Our congratulation goes to Susan for her appointment as minister of culture, a long over due post for Peruvian cultural heritage. I do hope she pays attention to the indigenous people with their ever vanishing music, culture and their language. Only yesterday I had a call from one of my god children “Carlos LLamoca” in Cusco saying “padrino”, which is me “could you email Susana before she comes to Cusco next week and ask her to address our problems and try to promote our handicrafts particularly our Inca design jewellery and wear. I did email Susana and I hope she will respond to my friend’s request and other artisans which are similar to Carlos.

Susana Baca became popular and better known after Tumi Music secured a Grammy with our release of her album Lamento Negro (tumi CD 104-2001). Following her Grammy achievement Susana returned to Lima airport with the previous president putting red carpet upon her arrival. She went on to sell thousands of CD through National papers in Lima and most probably made her first fortune. Ironically she never thanked Tumi Music for all that but that is another story..
and when I met up with her in her dressing room in South Bank she apologised for her rather odd reaction towards her |Grammy.
Now read more about Susan’s life here and if you have not heard Lamento Negro then you can listen to it by going to www.tumimusic.com

“Born in Chorrillos, a black coastal barrio of Lima, Baca grew up surrounded by Afro-Peruvian music in its various forms, including the percussion-driven festejo; the melancholy, more melodic landó; and the “mother of them all,” as Baca tells me, the golpe tierra. At that time Afro-Peruvian music, with its history in slave culture, went unrecorded and neglected by mainstream culture. “Before, the record companies wouldn’t pay attention [to us], at least in my case they wouldn’t play us on the radio, much less on television.”

As a student, Baca became interested in researching the roots of her musical heritage, using her work as source material for her career as a professional singer. Eventually, she won grants from Peru’s Institute of Modern Art and the National Institute of Peruvian Culture. More recently, she and her husband, Richard Pereira, founded the Center for Black Continuum, dedicated to promoting black music and dance.
“I’ve gone all over Peru,” she explains, “recording in rural areas, gathering material from old singers, composers.” On her debut album, several of the songs, generally the more African-sounding, percussive numbers, have centuries-old roots, including “Énciéndete Canela,” “Zamba Malató,” and the aforementioned “Molino Molero,” which is based on a scrap of music originally discovered by an American ethnomusicologist.

“He didn’t even record it,” she recalls. “It was just a transcription. An elderly man sang it; he remembered hearing it sung by a woman who had been a slave. He just remembered this small piece, and from that we built the entire song.” Baca smiles, and she sings a bit of it. “You note the cultural mix (mestizaje) in the song,” she points out. “It has some Andean chords in it.” Such musical archaelogy can also be painful, though, bringing fresh realization at how much has been lost, at how few of the old musicians are still alive.
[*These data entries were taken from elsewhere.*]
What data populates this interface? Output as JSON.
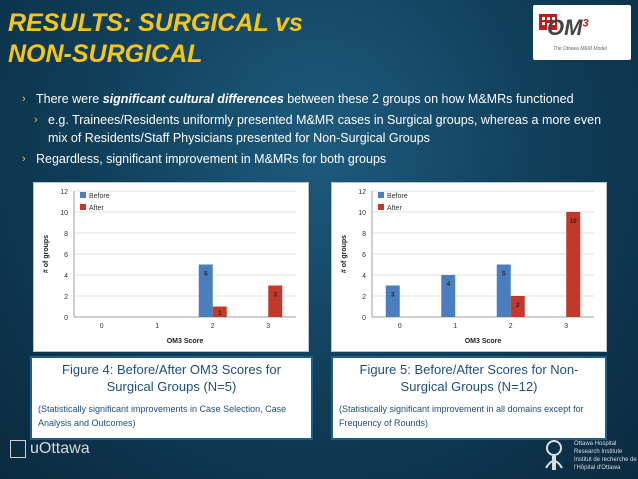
{
  "title": {
    "line1": "RESULTS: SURGICAL vs",
    "line2": "NON-SURGICAL"
  },
  "logo": {
    "text": "OM",
    "sup": "3",
    "tagline": "The Ottawa M&M Model"
  },
  "bullets": {
    "b1_pre": "There were ",
    "b1_em": "significant cultural differences",
    "b1_post": " between these 2 groups on how M&MRs functioned",
    "b2": "e.g. Trainees/Residents uniformly presented M&MR cases in Surgical groups, whereas a more even mix of Residents/Staff Physicians presented for Non-Surgical Groups",
    "b3": "Regardless, significant improvement in M&MRs for both groups"
  },
  "figure4": {
    "caption": "Figure 4: Before/After OM3 Scores for Surgical Groups (N=5)",
    "note": "(Statistically significant improvements in Case Selection, Case Analysis and Outcomes)"
  },
  "figure5": {
    "caption": "Figure 5: Before/After Scores for Non-Surgical Groups (N=12)",
    "note": "(Statistically significant improvement in all domains except for Frequency of Rounds)"
  },
  "footer": {
    "university": "uOttawa",
    "institute": "Ottawa Hospital Research Institute Institut de recherche de l'Hôpital d'Ottawa"
  },
  "chart_data": [
    {
      "type": "bar",
      "categories": [
        "0",
        "1",
        "2",
        "3"
      ],
      "series": [
        {
          "name": "Before",
          "values": [
            0,
            0,
            5,
            0
          ],
          "color": "#4a7ebf"
        },
        {
          "name": "After",
          "values": [
            0,
            0,
            1,
            3
          ],
          "color": "#c0392b"
        }
      ],
      "xlabel": "OM3 Score",
      "ylabel": "# of groups",
      "ylim": [
        0,
        12
      ],
      "yticks": [
        0,
        2,
        4,
        6,
        8,
        10,
        12
      ],
      "labels": [
        {
          "series": 0,
          "index": 2,
          "text": "5"
        },
        {
          "series": 1,
          "index": 2,
          "text": "1"
        },
        {
          "series": 1,
          "index": 3,
          "text": "3"
        }
      ],
      "legend": "top-left"
    },
    {
      "type": "bar",
      "categories": [
        "0",
        "1",
        "2",
        "3"
      ],
      "series": [
        {
          "name": "Before",
          "values": [
            3,
            4,
            5,
            0
          ],
          "color": "#4a7ebf"
        },
        {
          "name": "After",
          "values": [
            0,
            0,
            2,
            10
          ],
          "color": "#c0392b"
        }
      ],
      "xlabel": "OM3 Score",
      "ylabel": "# of groups",
      "ylim": [
        0,
        12
      ],
      "yticks": [
        0,
        2,
        4,
        6,
        8,
        10,
        12
      ],
      "labels": [
        {
          "series": 0,
          "index": 0,
          "text": "3"
        },
        {
          "series": 0,
          "index": 1,
          "text": "4"
        },
        {
          "series": 0,
          "index": 2,
          "text": "5"
        },
        {
          "series": 1,
          "index": 2,
          "text": "2"
        },
        {
          "series": 1,
          "index": 3,
          "text": "10"
        }
      ],
      "legend": "top-left"
    }
  ]
}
Sometimes, too, the ones who are still living prefer not to be reminded of the past, and refuse to be interviewed. “We’ve lost so much of these roots, because the old don’t want to remember; they’d prefer to forget. ‘No,’ they say, ‘that was from slave times.’ ”

Despite her emphasis on roots, Baca wants to make clear that she is not producing the equivalent of a folk music museum. She rescues, but she also reinterprets and contemporizes. “There are traditional things that we do, but our interpretation is different. There are more risks in what we do.” Her album includes a number of contemporary compositions, and one can identify elements of jazz and even rap.

She has also worked with a number of contemporary poets on lyrics, of which she is justifiably proud. One example is “Heces,” a spare guitar-and-vocals track on her album whose words are from a poem by celebrated Peruvian poet Cesar Vallejo. “It’s about a man who is from the Andes,” says Baca, “where there is always sun. He comes to Lima to live, where there is a permanent mist over the city.” Vallejo’s first lines are ones that this Seattle resident highly appreciates: “This afternoon it’s raining like never before/And I no longer feel like living, my love.”

Live, Baca gives a performance that is as much visual as aural. Her voice, actually, is a bit disappointing, as rich and expressive as you’d expect from her recordings, but less powerful live. But the sum total is still stunning. She dances, usually barefoot, as well as sings, gliding across the stage with utter self-confidence. She is backed by David Pinto on bass, Rafael Muñoz on guitar, Juan “Cotito” Medrano on the all-important cajón, and a small, fast-moving man named Hugo Bravo who does time on all the other traditional percussion instruments needed to crank out the peculiarly intriguing rhythm of Afro-Peruvian music, kin to the Afro-Cuban son’s three beats against two, but usually played in 6/8 or 12/8 time.”